A moda da criminalização de todas as relações tomou conta dos debates sociais. Não bastassem os presídios lotados e as escolas violadas, grande parte da sociedade clama por mais violência. Parece que algumas pessoas se alimentam de violência que gera violência. Interessante a passagem do Evangelho de Matheus, 18 – 15,20 que nos exorta à correção fraterna ensinando que devemos recorrer a condutas conciliatórias diante dos desvios de conduta de nosso irmão, antes de condená-lo, antes de excluí-lo de nosso convívio.
1Somos uma sociedade de maioria cristã, e mesmo os que não são têm uma reconhecida vocação para a solidariedade. Contudo temos um procedimento criminalizador com relação às nossos relacionamentos familiares e sociais.

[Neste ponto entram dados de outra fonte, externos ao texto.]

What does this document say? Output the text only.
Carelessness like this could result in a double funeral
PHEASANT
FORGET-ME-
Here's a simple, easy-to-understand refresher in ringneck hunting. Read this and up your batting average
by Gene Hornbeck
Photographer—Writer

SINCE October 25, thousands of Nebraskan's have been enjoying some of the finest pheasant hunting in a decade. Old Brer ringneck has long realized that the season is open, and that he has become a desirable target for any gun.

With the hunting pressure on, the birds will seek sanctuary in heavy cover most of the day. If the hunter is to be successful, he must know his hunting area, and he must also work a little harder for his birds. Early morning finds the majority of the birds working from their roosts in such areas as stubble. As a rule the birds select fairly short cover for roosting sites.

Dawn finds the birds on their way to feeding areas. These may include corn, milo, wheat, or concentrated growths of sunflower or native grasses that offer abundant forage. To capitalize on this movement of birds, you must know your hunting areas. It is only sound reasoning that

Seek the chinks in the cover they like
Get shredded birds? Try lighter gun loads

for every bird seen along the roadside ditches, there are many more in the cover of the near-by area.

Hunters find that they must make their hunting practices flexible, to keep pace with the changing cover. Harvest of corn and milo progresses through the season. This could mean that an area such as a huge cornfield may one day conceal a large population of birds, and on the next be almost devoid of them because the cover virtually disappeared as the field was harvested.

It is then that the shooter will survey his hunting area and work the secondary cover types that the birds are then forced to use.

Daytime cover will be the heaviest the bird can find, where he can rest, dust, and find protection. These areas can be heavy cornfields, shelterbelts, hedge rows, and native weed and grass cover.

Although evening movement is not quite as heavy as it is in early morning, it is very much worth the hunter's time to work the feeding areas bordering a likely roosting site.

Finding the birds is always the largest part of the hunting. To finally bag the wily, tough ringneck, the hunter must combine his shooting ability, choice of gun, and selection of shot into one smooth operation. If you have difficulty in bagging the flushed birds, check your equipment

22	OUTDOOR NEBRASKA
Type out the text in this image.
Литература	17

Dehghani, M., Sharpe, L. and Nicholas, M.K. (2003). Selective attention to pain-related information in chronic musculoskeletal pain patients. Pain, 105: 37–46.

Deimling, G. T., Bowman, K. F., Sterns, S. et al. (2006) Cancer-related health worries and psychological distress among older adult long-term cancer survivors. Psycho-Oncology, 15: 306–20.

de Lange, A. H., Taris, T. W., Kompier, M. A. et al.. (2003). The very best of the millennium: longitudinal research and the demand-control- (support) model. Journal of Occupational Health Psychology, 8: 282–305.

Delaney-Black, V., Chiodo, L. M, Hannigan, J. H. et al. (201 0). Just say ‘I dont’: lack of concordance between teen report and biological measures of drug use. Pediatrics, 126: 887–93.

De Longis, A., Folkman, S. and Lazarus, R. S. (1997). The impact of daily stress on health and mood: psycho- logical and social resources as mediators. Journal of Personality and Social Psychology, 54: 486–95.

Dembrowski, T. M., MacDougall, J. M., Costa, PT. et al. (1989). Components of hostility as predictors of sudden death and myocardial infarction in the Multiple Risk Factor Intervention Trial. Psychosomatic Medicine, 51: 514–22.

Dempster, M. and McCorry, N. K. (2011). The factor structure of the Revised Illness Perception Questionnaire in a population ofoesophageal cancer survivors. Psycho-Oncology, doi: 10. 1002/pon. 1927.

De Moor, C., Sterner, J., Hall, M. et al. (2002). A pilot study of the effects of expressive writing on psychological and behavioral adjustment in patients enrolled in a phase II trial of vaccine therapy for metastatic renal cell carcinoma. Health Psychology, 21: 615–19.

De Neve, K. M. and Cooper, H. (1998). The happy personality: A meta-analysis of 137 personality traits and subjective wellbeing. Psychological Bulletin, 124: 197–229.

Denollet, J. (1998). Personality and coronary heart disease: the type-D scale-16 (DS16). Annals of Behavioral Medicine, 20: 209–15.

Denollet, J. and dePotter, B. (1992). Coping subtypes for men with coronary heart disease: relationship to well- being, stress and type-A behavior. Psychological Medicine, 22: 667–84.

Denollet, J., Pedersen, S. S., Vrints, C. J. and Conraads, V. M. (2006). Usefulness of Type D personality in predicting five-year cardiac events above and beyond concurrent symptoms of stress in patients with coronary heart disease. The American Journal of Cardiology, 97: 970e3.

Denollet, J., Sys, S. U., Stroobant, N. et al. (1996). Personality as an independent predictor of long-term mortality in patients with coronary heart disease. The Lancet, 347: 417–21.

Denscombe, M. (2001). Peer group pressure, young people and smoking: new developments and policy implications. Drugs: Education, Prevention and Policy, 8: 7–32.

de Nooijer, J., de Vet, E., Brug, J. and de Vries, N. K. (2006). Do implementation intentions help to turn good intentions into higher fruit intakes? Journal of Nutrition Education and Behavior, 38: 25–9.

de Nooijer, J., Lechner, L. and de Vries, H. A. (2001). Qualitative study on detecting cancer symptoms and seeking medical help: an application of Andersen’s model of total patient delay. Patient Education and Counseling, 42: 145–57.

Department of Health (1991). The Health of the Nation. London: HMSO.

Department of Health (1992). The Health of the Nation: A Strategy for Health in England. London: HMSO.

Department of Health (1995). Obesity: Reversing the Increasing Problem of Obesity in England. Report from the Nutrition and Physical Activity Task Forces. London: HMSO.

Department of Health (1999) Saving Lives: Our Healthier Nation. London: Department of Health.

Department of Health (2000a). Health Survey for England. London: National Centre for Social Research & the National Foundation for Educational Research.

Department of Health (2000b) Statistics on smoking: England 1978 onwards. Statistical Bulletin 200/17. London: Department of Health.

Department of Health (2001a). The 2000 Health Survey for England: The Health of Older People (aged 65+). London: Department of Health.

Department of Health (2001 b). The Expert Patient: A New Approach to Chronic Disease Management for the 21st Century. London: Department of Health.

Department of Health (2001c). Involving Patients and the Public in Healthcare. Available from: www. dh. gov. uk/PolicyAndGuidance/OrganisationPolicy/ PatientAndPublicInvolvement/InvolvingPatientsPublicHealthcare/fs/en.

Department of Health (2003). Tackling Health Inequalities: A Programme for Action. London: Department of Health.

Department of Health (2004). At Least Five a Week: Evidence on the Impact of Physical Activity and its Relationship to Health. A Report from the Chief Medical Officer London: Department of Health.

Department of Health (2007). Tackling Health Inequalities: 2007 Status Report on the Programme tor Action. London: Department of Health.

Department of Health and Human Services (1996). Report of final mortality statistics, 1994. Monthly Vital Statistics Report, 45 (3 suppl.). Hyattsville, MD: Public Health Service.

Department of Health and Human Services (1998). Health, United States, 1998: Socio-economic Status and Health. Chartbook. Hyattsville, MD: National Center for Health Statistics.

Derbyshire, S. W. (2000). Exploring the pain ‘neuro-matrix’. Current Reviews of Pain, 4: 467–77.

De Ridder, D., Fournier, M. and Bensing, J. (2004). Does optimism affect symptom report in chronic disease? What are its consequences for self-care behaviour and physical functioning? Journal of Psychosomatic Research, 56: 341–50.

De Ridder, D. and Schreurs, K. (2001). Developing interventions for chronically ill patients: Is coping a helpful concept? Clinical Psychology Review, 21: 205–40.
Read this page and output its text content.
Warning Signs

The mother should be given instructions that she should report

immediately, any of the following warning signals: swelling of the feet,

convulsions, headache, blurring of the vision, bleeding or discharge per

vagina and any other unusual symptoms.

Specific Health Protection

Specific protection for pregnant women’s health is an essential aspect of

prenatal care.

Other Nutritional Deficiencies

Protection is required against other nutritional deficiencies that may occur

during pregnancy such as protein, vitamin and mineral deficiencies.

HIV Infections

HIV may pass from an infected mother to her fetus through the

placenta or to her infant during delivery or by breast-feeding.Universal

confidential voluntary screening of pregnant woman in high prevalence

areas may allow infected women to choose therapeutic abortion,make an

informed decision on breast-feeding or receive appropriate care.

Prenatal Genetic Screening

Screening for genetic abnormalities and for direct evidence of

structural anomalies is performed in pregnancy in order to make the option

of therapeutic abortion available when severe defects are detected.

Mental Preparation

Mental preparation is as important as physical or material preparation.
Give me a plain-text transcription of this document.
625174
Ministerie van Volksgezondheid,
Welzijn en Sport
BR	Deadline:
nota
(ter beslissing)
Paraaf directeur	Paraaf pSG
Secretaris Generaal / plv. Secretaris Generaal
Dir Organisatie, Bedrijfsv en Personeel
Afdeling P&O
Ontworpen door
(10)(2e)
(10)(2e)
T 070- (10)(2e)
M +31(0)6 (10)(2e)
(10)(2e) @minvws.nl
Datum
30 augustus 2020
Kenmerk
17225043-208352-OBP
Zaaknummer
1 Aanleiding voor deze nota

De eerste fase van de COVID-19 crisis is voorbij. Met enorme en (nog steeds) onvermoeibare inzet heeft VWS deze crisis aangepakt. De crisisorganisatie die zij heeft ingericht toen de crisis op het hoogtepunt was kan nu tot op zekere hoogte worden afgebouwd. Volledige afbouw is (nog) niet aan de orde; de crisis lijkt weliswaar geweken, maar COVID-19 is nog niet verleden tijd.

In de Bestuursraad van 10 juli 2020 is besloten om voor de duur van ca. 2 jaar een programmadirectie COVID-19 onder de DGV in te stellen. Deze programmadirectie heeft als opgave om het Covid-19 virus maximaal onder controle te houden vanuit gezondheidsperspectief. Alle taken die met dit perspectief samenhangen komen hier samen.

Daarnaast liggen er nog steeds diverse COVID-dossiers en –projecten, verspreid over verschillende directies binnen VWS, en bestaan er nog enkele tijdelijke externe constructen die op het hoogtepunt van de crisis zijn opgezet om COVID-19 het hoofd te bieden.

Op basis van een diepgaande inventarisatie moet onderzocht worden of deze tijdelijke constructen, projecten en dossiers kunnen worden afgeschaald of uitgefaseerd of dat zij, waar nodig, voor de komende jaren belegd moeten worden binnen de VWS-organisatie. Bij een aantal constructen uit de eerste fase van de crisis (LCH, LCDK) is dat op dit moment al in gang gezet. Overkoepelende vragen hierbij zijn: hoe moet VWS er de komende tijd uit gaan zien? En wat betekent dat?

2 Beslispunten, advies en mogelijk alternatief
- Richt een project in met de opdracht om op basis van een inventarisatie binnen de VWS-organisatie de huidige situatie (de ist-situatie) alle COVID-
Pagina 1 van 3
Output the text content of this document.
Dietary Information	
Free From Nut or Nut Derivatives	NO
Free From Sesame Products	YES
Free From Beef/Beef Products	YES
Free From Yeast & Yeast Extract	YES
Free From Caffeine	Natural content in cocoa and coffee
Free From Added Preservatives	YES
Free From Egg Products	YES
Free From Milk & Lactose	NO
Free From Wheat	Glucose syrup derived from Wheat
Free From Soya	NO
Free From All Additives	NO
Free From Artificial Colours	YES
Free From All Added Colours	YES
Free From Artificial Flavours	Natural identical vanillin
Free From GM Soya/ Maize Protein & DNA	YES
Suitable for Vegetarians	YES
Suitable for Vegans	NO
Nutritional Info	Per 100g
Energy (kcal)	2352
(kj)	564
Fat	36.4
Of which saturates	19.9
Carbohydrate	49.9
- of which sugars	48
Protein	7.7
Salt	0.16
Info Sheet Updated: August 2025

É crime o racismo, é crime a violência de gênero, é crime a intolerância religiosa, pretende-se criminalizar a homofobia e outras relações humanas condenáveis sob o ponto de vista ético, moral e social. Trata-se de uma contradição entre o que louvamos na Palavra e a construção de nossas relações fraternas.
Já temos a experiência fracassada do proibicionismo daqueles que fazem uso de drogas convencionadas ilícitas, enquanto agimos com condescendência com os que fazem uso das lícitas. Hoje a falta do diálogo e da mediação dos conflitos relacionais tem aberto fossos quase intransponíveis para a reconciliação das pessoas que erraram umas com as outras. Os Tribunais têm contribuído para essa cisão entre irmãos quando proíbem que o casal que se agrediu busque uma nova chance com base no respeito mútuo. A Lei Maria da Penha com seu objetivo louvável de coibir a violência contra a mulher tem sido radicalmente aplicada quando proíbe a reconciliação que é o desiderato de toda pena aplicada. A reconciliação do agressor com o agredido e com a sociedade.
O proibicionismo que pune como criminoso aquele que precisa de tratamento para se reconciliar consigo mesmo, com seus familiares e com a própria sociedade, ao excluí-lo nas masmorras sem o tratamento adequado, está agravando a doença e obrigando-o a continuar na criminalidade, que é o caminho de todo aquele que é marginalizado. Mesmo quando rezamos e batemos no peito nos apresentando nos templos como cristãos ou religiosos, ao defendermos as práticas excludentes, estamos sendo contraditórios. Pois a palavra ensina o caminho da reconciliação, que certamente não é condizente com o processo de exclusão dos que defendem, por exemplo, a redução da responsabilidade penal.
Ora se há uma proposta constitucional de proteção à infância e à juventude que não é respeitada, é uma verdadeira covardia não dar às crianças brasileiras o que lhes é de direito e, ainda, desejar uma exclusão ainda maior quando se reivindica uma privação de liberdade mais precoce. É mais fácil aprisionar precocemente crianças e adolescentes do que cobrar do administrador público por sua omissão na garantia dos direitos fundamentais das crianças, pessoas em processo de desenvolvimento. Mas, certamente essa não é a melhor forma de combater a violência.